U.S. electricity demand is surging at a pace not seen in decades, with AI-driven data centers emerging as one of the main culprits.

According to the U.S. Energy Information Administration (EIA), power consumption from large-scale computing facilities could more than double by 2030, straining grids already under pressure from electrification targets and renewable integration. Against this backdrop, Google and California-based Kairos Power announced plans to build an advanced nuclear reactor in Oak Ridge, Tennessee—marking a rare corporate-led entry into Generation IV nuclear deployment.
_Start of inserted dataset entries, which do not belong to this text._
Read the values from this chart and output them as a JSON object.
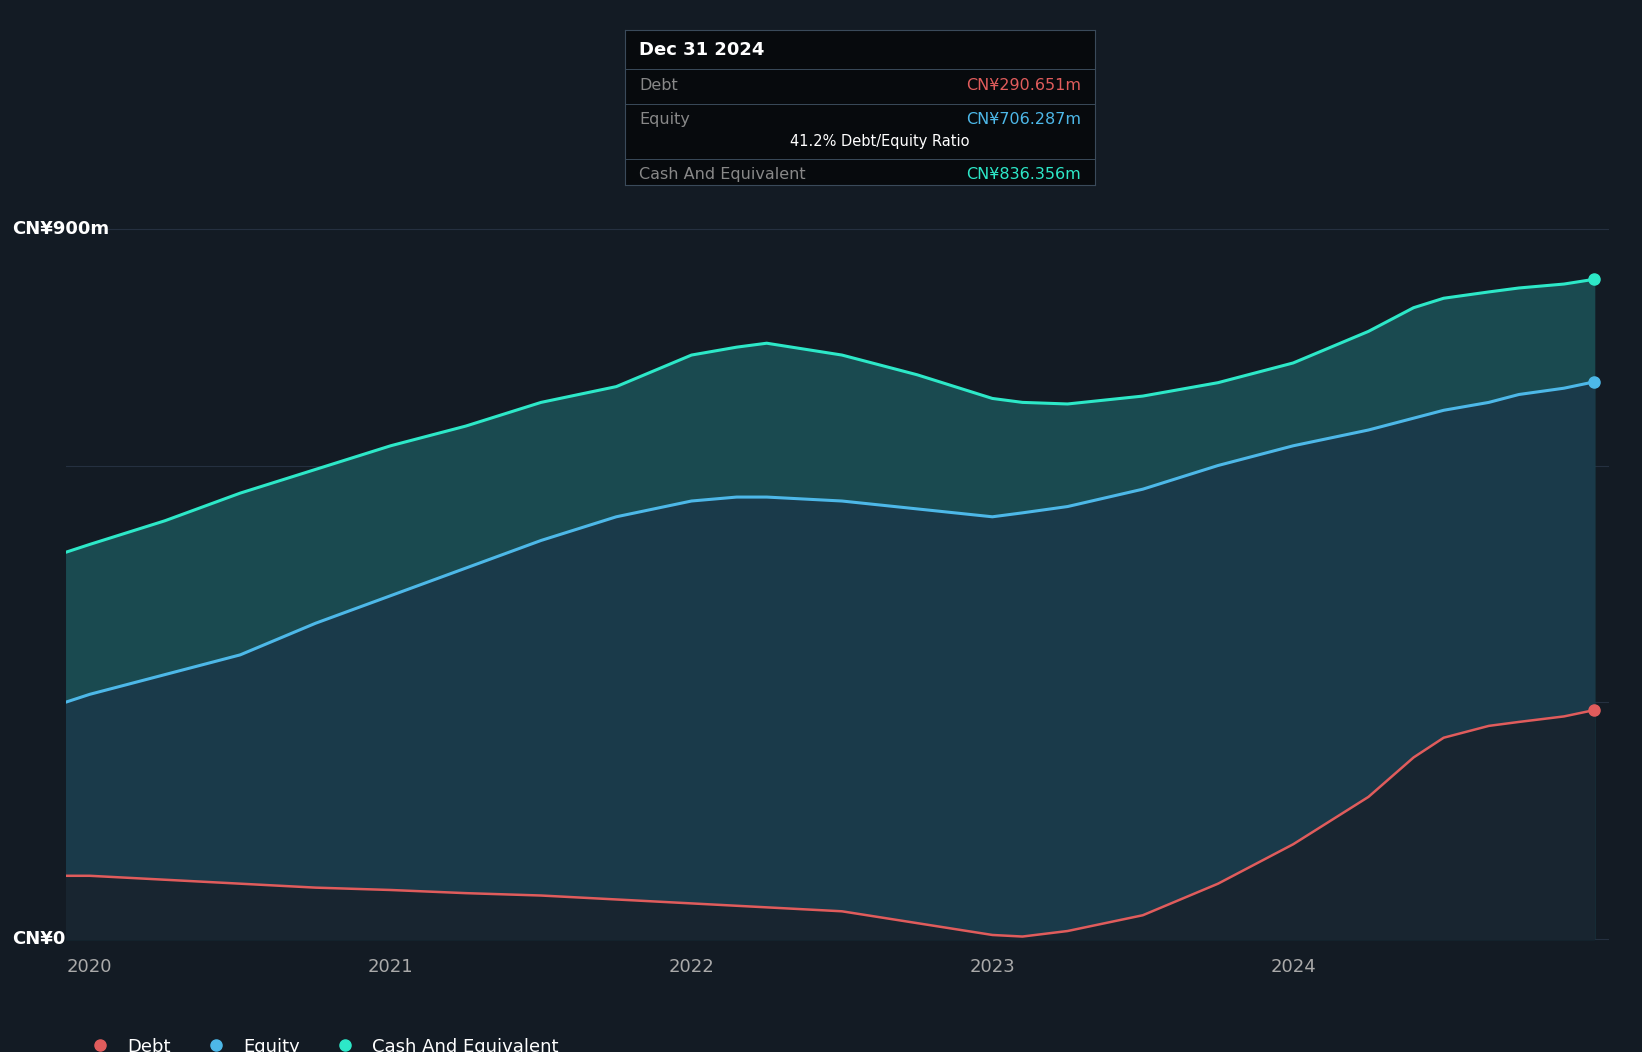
{
  "background_color": "#131B24",
  "plot_bg_color": "#131B24",
  "grid_color": "#253040",
  "tooltip_bg": "#070a0d",
  "tooltip_border": "#3a4a5a",
  "title_box_text": "Dec 31 2024",
  "tooltip_debt_label": "Debt",
  "tooltip_debt_value": "CN¥290.651m",
  "tooltip_equity_label": "Equity",
  "tooltip_equity_value": "CN¥706.287m",
  "tooltip_ratio": "41.2% Debt/Equity Ratio",
  "tooltip_cash_label": "Cash And Equivalent",
  "tooltip_cash_value": "CN¥836.356m",
  "debt_color": "#e05c5c",
  "equity_color": "#4db8e8",
  "cash_color": "#2de8c8",
  "debt_fill_color": "#1a2d3a",
  "equity_fill_color": "#1a3545",
  "cash_fill_color": "#1a5050",
  "y_label_top": "CN¥900m",
  "y_label_zero": "CN¥0",
  "x_labels": [
    "2020",
    "2021",
    "2022",
    "2023",
    "2024"
  ],
  "legend_debt": "Debt",
  "legend_equity": "Equity",
  "legend_cash": "Cash And Equivalent",
  "years": [
    2019.92,
    2020.0,
    2020.25,
    2020.5,
    2020.75,
    2021.0,
    2021.25,
    2021.5,
    2021.75,
    2022.0,
    2022.15,
    2022.25,
    2022.5,
    2022.75,
    2023.0,
    2023.1,
    2023.25,
    2023.5,
    2023.75,
    2024.0,
    2024.25,
    2024.4,
    2024.5,
    2024.65,
    2024.75,
    2024.9,
    2025.0
  ],
  "debt": [
    80,
    80,
    75,
    70,
    65,
    62,
    58,
    55,
    50,
    45,
    42,
    40,
    35,
    20,
    5,
    3,
    10,
    30,
    70,
    120,
    180,
    230,
    255,
    270,
    275,
    282,
    290
  ],
  "equity": [
    300,
    310,
    335,
    360,
    400,
    435,
    470,
    505,
    535,
    555,
    560,
    560,
    555,
    545,
    535,
    540,
    548,
    570,
    600,
    625,
    645,
    660,
    670,
    680,
    690,
    698,
    706
  ],
  "cash": [
    490,
    500,
    530,
    565,
    595,
    625,
    650,
    680,
    700,
    740,
    750,
    755,
    740,
    715,
    685,
    680,
    678,
    688,
    705,
    730,
    770,
    800,
    812,
    820,
    825,
    830,
    836
  ],
  "ylim": [
    -10,
    950
  ],
  "xlim": [
    2019.92,
    2025.05
  ],
  "yticks": [
    0,
    300,
    600,
    900
  ],
  "xticks": [
    2020,
    2021,
    2022,
    2023,
    2024
  ]
}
The Oak Ridge facility is designed to supply up to 500 megawatts of firm capacity under a long-term agreement with the Tennessee Valley Authority (TVA). While framed in terms of household equivalence—enough to power roughly 350,000 homes—the true driver is Google’s growing fleet of AI data centers in Tennessee and Alabama. The company’s decision reflects a wider trend: hyperscale operators are increasingly willing to underwrite capital-intensive energy projects that provide guaranteed baseload power, bypassing the intermittency challenges of wind and solar.
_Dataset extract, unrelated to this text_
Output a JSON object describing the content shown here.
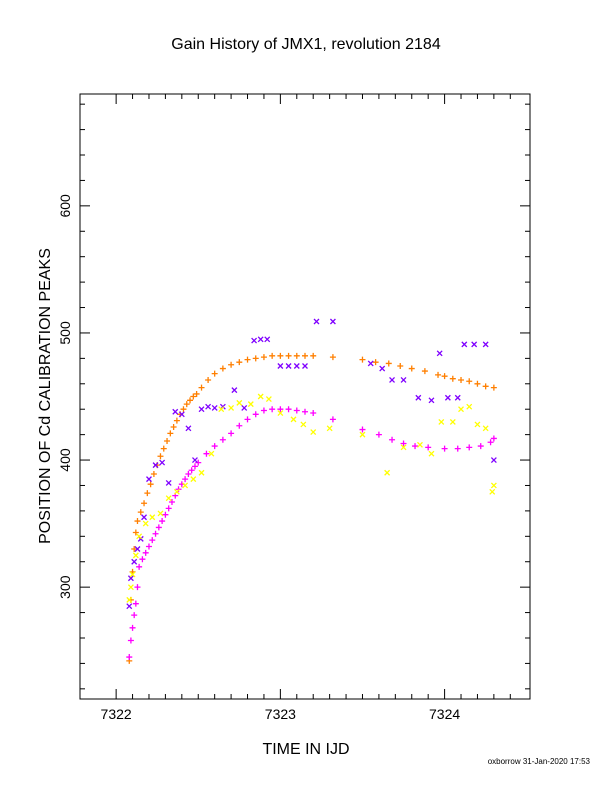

Kairos Power’s reactor design is part of a class of high-temperature, fluoride-salt-cooled small modular reactors, developed under the U.S. Department of Energy’s Advanced Reactor Demonstration Program. Unlike conventional pressurised water reactors, Kairos’s system operates at lower pressures with higher thermal efficiency, theoretically reducing both meltdown risks and cooling requirements. Yet, while often described as “safer” and “more sustainable,” these technologies remain unproven at scale. No Generation IV reactor has yet reached commercial operation in the U.S., underscoring the regulatory and financing hurdles ahead.

For TVA, the deal marks the first utility-led power purchase agreement (PPA) tied to advanced nuclear—a notable departure from traditional cost-of-service models that have historically shielded utilities from project risk. The inclusion of a corporate anchor buyer like Google suggests a hybrid financing template may emerge, where Big Tech demand guarantees provide the revenue certainty needed to move reactors from pilot to deployment.

The geopolitical dimension is equally important. U.S. Energy Secretary Chris Wright framed the initiative as essential for “AI dominance and energy leadership,” aligning nuclear deployment with both industrial competitiveness and national security. That positioning signals that data centre demand is not just an operational concern for utilities but a strategic issue for U.S. energy policy. With China already piloting commercial molten salt reactors, the Tennessee project represents both a test case for technology readiness and a statement about U.S. intent to remain competitive in advanced nuclear.